James C. Nelson (born February 20, 1944) is a retired American attorney and jurist who served as an associate justice of the Montana Supreme Court from 1993 through 2012, having been appointed to the Court by Republican Governor Marc Racicot in May 1993.

Early life and education
Born in Moscow, Idaho, Nelson earned his Bachelor of Science degree from the University of Idaho in 1966. After graduating, he served in the United States Army for three years, being discharged as a first lieutenant in 1969 to serve as a financial analyst with the U.S. Securities and Exchange Commission.

Career
After earning his Juris Doctor degree with honors from George Washington University Law School in 1974, he moved to Cut Bank, Montana to take over his father-in-law's law firm. After representing a Native American tribe, the tribe gave him the honorary name of E-E-Nistowas, or Buffalo Body.
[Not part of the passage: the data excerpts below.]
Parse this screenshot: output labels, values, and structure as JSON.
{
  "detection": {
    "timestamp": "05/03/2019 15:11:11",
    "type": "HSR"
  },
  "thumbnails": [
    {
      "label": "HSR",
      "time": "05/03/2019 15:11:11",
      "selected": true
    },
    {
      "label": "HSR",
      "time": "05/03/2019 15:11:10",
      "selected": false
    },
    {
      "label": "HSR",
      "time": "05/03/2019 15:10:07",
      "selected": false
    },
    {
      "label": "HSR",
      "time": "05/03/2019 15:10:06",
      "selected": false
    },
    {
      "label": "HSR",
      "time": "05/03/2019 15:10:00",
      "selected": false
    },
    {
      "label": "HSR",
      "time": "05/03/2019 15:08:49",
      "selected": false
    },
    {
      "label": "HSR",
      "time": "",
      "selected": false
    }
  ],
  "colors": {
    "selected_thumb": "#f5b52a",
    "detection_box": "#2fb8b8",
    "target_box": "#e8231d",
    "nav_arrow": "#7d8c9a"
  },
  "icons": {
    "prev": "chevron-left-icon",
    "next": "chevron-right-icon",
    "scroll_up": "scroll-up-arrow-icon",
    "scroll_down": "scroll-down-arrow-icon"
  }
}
During this time, he served as President of the Glacier Chamber of Commerce, Chairman of the Montana Board of Oil and Gas Conservation, and a member of the Montana Gaming Advisory Council and the Governor's Task Force on Corrections and Criminal Justice Policy. He served as Glacier County Attorney, the county's top prosecutor, until May 1993 when Republican Governor Marc Racicot (the Chairman of the George W. Bush's 2004 presidential campaign) appointed Nelson to the Montana Supreme Court.

Supreme Court tenure
In 1997, Nelson wrote the court's opinion in Gryczan v. Montana striking down as unconstitutional a law that had criminalized gay sex, six years before the U.S. Supreme Court ruled similarly in Lawrence v. Texas.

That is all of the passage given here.